My difficulty in a nutshell: from what we can gather from written and archaeological evidence, women and men of that time in the north of England had very strongly gendered occupations. Women wove. A lot. One estimate suggests women spent 65% of their waking hours on textile production. Men didn't weave. At all. Men carried spears. If we believe the written record (essentially, Bede), then royal women were married out--sent to form alliances with kings of other realms. They were 'peace weavers'. (Weaving...) In royal terms, women did not live independently; they married men. They had babies. And that's all I'm prepared to say for sure about what we know of royal women's roles.
So how do I construct a thrilling story about a historical figure without turning it into an arealistic exercise? What I've done is look for the thing that set Hild apart in her own time. She was well-regarded. She hosted and facilitated the Synod that changed the course of British (and so, to a degree, world) history, a Synod attended by a king raised speaking Irish, possibly some priests raised speaking Brittonic, monks and Bishops whose native language was Anglisc, and a Gaulish bishop. Her mother 'dreamt' she would be the light of the world. (Her mother was nobody's fool; she knew how to make a place in the world for her fatherless offspring.)
So my Hild is great at languages. A brilliant observer, facilitator, and persuader. She is also a seer: casting light on the path ahead. But this isn't a fantasy, so, essentially, she's a royal advisor, able to predict behaviour--weather, politics--because of her acute understanding of people and the natural world. She is, of course, rich and powerful. And then I threw in 'tall'. Height is often a marker, in the tales, of royalty, power, and prestige (not to mention good diet). So far, so good: as tall and forbidding seer and advisor, and preternaturally precocious, she gets to travel to all the nexus points of history and have a hand in events, even though she doesn't fight in the shield wall or any other improbably amazonian nonsense. But being tall and strong, physically and politically, no one messes with her.
But then we come to sex. A royal woman's value is, to a degree, determined by her marriageability. But I know 7th-century sexual mores were not like our own. That is, I assumed they would be different.

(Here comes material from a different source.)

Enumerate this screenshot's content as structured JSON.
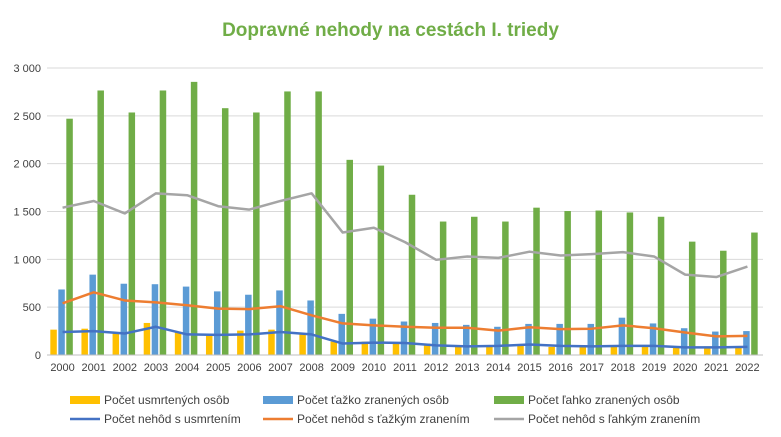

But different how, exactly? Well, for one thing, while she was growing up, there was no Christianity in her life or the lives of those around her. So take off the table the notion of lesbian sex being a sin. Because I doubt that Woden or Eostre or Tiw or Thunor or Hretha cared a lot about that kind of detail. They didn't seem to have anything against happiness. That is, I've decided they didn't--we don't actually have a clue.
So my decision is that women had a lot of fun sex, with men and with each other. If they were royal, they just had to be careful not to have the kind of sex that could make them pregnant.
And for my next trick, I'll come up with appropriate words for all this sex. ('Fuck' is not an Old English word, for example.) I'm currently having fun being a writer...
But Hild would still have to get married. That's going to be the Shocking Conclusion of book one. (Evil chortle.)